January 3rd, 2010, 7:30 AM
That isn't necessarily a hindrance. My computer can do it just fine (granted, it's a Vaio).

Autistic Lucario
January 3rd, 2010, 7:38 AM
What's a Vaio? I've never heard of one before.

January 3rd, 2010, 7:47 AM
It's Sony's primary brand of laptops... this particular model's all about being able to watch BluRay movies on the go. Audacity'll let my overlap my mic sounds with the sounds my computer makes, if I set it up right (involves a couple cables).

Autistic Lucario
January 3rd, 2010, 8:01 AM
My desktop's a Dell and my laptop's a Toshiba. Do they have any sort of thing like you're talking about, soundwise?

January 3rd, 2010, 2:06 PM
Sony laptops are bad, but if you want to buy Sony software (Vegas, Acid, etc.), go for it. Cost is through the roof, though.

Anyway, what I'd suggest is to do what you were doing initially (dub your voice over the audio), check to see whether the timing comes up long or short, and then just stretch or compress the audio to where it times correctly. I've actually done this with a video I made for my friends.

January 3rd, 2010, 10:34 PM
What I meant by overlapping with Audacity was to record the game audio by using a single wire audio cable to connect your headphone jack and your microphone jack, then unplug the cable and record your voice audio over the game audio. That's what works for me, though I can't guarantee great sound quality.

Or you could try what twocows suggested.

January 4th, 2010, 10:25 AM
I'm assuming you want to do something like record game Audio/Video with real time voice chat through something like Ventrilo or TeamSpeak, correct? If this is the case, I can see the need for both to be recorded in real time. Unfortunately, however, it also tends to be very difficult to do without either two sound cards or one professional card with multiple inputs.

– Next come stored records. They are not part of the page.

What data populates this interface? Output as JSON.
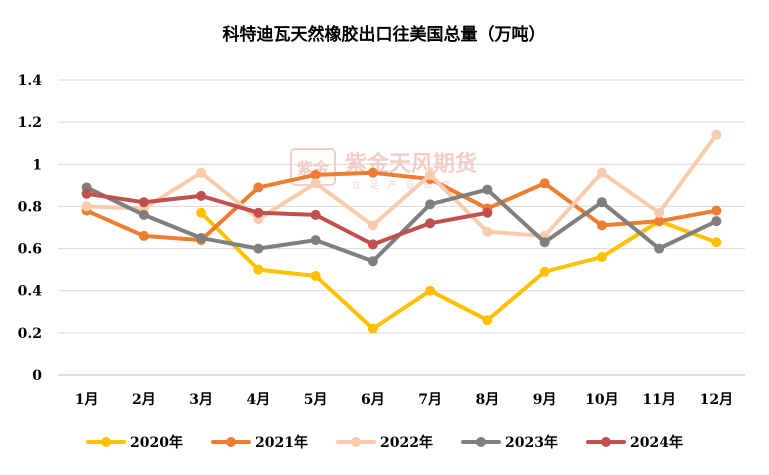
{
  "chart_data": {
    "type": "line",
    "title": "科特迪瓦天然橡胶出口往美国总量（万吨）",
    "xlabel": "",
    "ylabel": "",
    "categories": [
      "1月",
      "2月",
      "3月",
      "4月",
      "5月",
      "6月",
      "7月",
      "8月",
      "9月",
      "10月",
      "11月",
      "12月"
    ],
    "ylim": [
      0,
      1.4
    ],
    "yticks": [
      0,
      0.2,
      0.4,
      0.6,
      0.8,
      1,
      1.2,
      1.4
    ],
    "ytick_labels": [
      "0",
      "0.2",
      "0.4",
      "0.6",
      "0.8",
      "1",
      "1.2",
      "1.4"
    ],
    "grid": true,
    "legend_position": "bottom",
    "series": [
      {
        "name": "2020年",
        "color": "#FFC000",
        "values": [
          null,
          null,
          0.77,
          0.5,
          0.47,
          0.22,
          0.4,
          0.26,
          0.49,
          0.56,
          0.73,
          0.63
        ]
      },
      {
        "name": "2021年",
        "color": "#ED7D31",
        "values": [
          0.78,
          0.66,
          0.64,
          0.89,
          0.95,
          0.96,
          0.93,
          0.79,
          0.91,
          0.71,
          0.73,
          0.78
        ]
      },
      {
        "name": "2022年",
        "color": "#F8CBAD",
        "values": [
          0.8,
          0.79,
          0.96,
          0.74,
          0.91,
          0.71,
          0.95,
          0.68,
          0.66,
          0.96,
          0.77,
          1.14
        ]
      },
      {
        "name": "2023年",
        "color": "#7F7F7F",
        "values": [
          0.89,
          0.76,
          0.65,
          0.6,
          0.64,
          0.54,
          0.81,
          0.88,
          0.63,
          0.82,
          0.6,
          0.73
        ]
      },
      {
        "name": "2024年",
        "color": "#C0504D",
        "values": [
          0.86,
          0.82,
          0.85,
          0.77,
          0.76,
          0.62,
          0.72,
          0.77,
          null,
          null,
          null,
          null
        ]
      }
    ]
  },
  "watermark": {
    "logo_text": "紫金",
    "name": "紫金天风期货",
    "subtitle": "立 足 产 业  研 究"
  }
}
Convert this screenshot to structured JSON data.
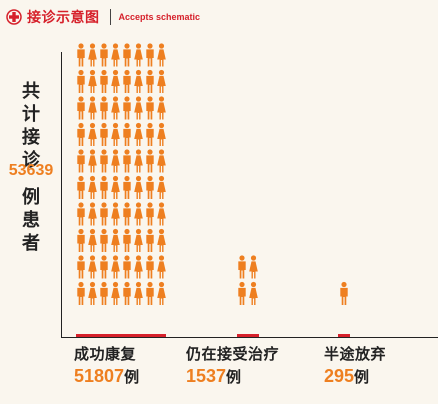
{
  "header": {
    "title_cn": "接诊示意图",
    "title_en": "Accepts schematic",
    "accent_color": "#d6212b"
  },
  "side_label": {
    "top_chars": [
      "共",
      "计",
      "接",
      "诊"
    ],
    "total": "53639",
    "bottom_chars": [
      "例",
      "患",
      "者"
    ]
  },
  "chart_data": {
    "type": "bar",
    "representation": "pictogram",
    "figure_color": "#ee7f20",
    "categories": [
      "成功康复",
      "仍在接受治疗",
      "半途放弃"
    ],
    "values": [
      51807,
      1537,
      295
    ],
    "unit": "例",
    "icons_shown": [
      80,
      4,
      1
    ]
  }
}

In your case, the simplest solution would likely be to buy a headset you can plug in via USB. The USB connector, at least on some of the higher end ones, will act as a second sound card and you should be able to feed it's input and output to separate tracks in an audio recorder.

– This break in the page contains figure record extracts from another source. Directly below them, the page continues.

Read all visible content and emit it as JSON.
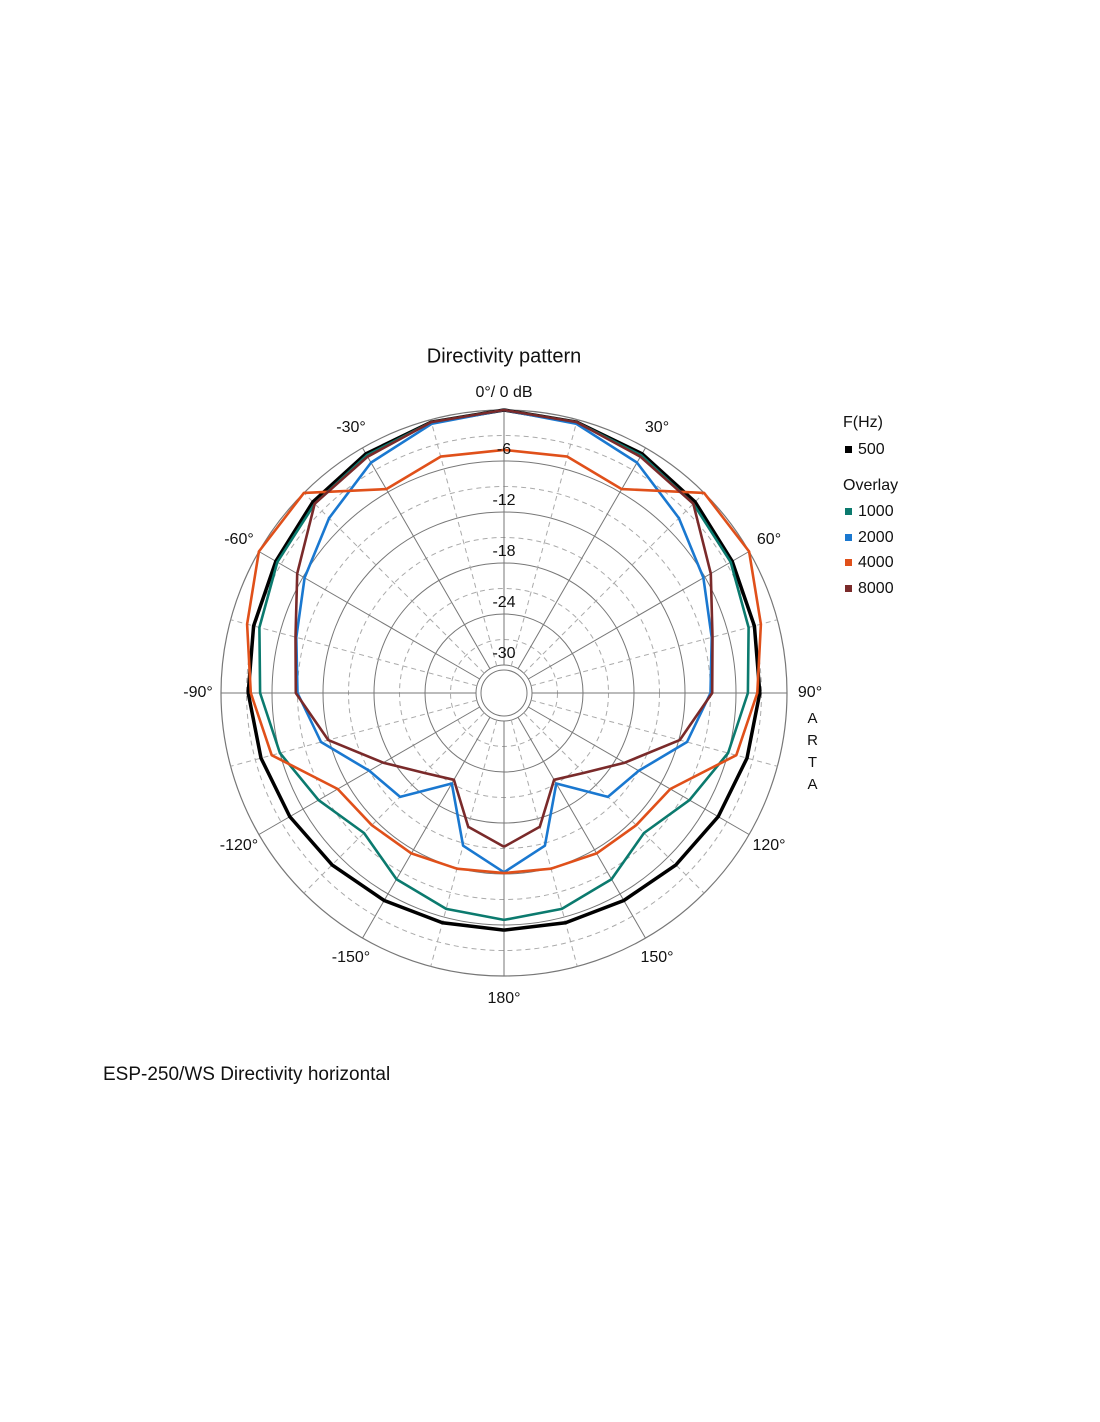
{
  "chart_data": {
    "type": "polar",
    "title": "Directivity pattern",
    "footer": "ESP-250/WS  Directivity horizontal",
    "side_label": "ARTA",
    "legend_title": "F(Hz)",
    "overlay_label": "Overlay",
    "rlim": [
      -30,
      0
    ],
    "rticks": [
      -6,
      -12,
      -18,
      -24,
      -30
    ],
    "theta_ticks": [
      {
        "value": 0,
        "label": "0°/ 0 dB"
      },
      {
        "value": 30,
        "label": "30°"
      },
      {
        "value": 60,
        "label": "60°"
      },
      {
        "value": 90,
        "label": "90°"
      },
      {
        "value": 120,
        "label": "120°"
      },
      {
        "value": 150,
        "label": "150°"
      },
      {
        "value": 180,
        "label": "180°"
      },
      {
        "value": -150,
        "label": "-150°"
      },
      {
        "value": -120,
        "label": "-120°"
      },
      {
        "value": -90,
        "label": "-90°"
      },
      {
        "value": -60,
        "label": "-60°"
      },
      {
        "value": -30,
        "label": "-30°"
      }
    ],
    "theta": [
      -180,
      -165,
      -150,
      -135,
      -120,
      -105,
      -90,
      -75,
      -60,
      -45,
      -30,
      -15,
      0,
      15,
      30,
      45,
      60,
      75,
      90,
      105,
      120,
      135,
      150,
      165,
      180
    ],
    "series": [
      {
        "name": "500",
        "color": "#000000",
        "values": [
          -5.4,
          -5.3,
          -5.1,
          -4.7,
          -4.2,
          -3.7,
          -3.2,
          -2.8,
          -2.3,
          -1.5,
          -0.8,
          -0.3,
          0,
          -0.3,
          -0.8,
          -1.5,
          -2.3,
          -2.8,
          -3.2,
          -3.7,
          -4.2,
          -4.7,
          -5.1,
          -5.3,
          -5.4
        ]
      },
      {
        "name": "1000",
        "color": "#0b7a6e",
        "values": [
          -6.6,
          -7,
          -8,
          -10,
          -8.1,
          -6,
          -4.6,
          -3.5,
          -2.5,
          -1.8,
          -1,
          -0.3,
          0,
          -0.3,
          -1,
          -1.8,
          -2.5,
          -3.5,
          -4.6,
          -6,
          -8.1,
          -10,
          -8,
          -7,
          -6.6
        ]
      },
      {
        "name": "2000",
        "color": "#1a78d0",
        "values": [
          -12.2,
          -14.7,
          -21,
          -16,
          -15,
          -11,
          -9,
          -8,
          -6.2,
          -4.2,
          -2,
          -0.5,
          0,
          -0.5,
          -2,
          -4.2,
          -6.2,
          -8,
          -9,
          -11,
          -15,
          -16,
          -21,
          -14.7,
          -12.2
        ]
      },
      {
        "name": "4000",
        "color": "#e0501a",
        "values": [
          -12.1,
          -11.9,
          -11.5,
          -11.3,
          -10.7,
          -5,
          -3.5,
          -2,
          0,
          0,
          -5.6,
          -4.5,
          -4.7,
          -4.5,
          -5.6,
          0,
          0,
          -2,
          -3.5,
          -5,
          -10.7,
          -11.3,
          -11.5,
          -11.9,
          -12.1
        ]
      },
      {
        "name": "8000",
        "color": "#7a2a2a",
        "values": [
          -15.2,
          -17,
          -21.5,
          -20,
          -16.9,
          -11.9,
          -8.8,
          -7.9,
          -5.2,
          -1.8,
          -1.2,
          -0.3,
          0,
          -0.3,
          -1.2,
          -1.8,
          -5.2,
          -7.9,
          -8.8,
          -11.9,
          -16.9,
          -20,
          -21.5,
          -17,
          -15.2
        ]
      }
    ]
  }
}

Here's something else you could try if you don't want to buy a new headest. Get a 1/8 inch line cable and a splitter. You would need a male input split into one male and one female output - this may be hard to find. I'd look for you but I'm a bit short on time at the moment. Run the cable from your headphone jack into your splitter. Connect one end of the splitter to your mic input and the other to your headset or mic (assuming it is also 1/8 inch). Now, your mic will be getting audio from two sources at once and should be able to record on a single track. Then, just disable the audio track from Fraps and you should be good to go. The only concern here is volume balancing which would have to be done individually on the two sources before you started recording.

There is one other thing you could check though and that's your Fraps settings. I haven't used the program myself but make sure it's not doing anything to speed up or slow down your game's audio or video. That could be a source of your timing issues.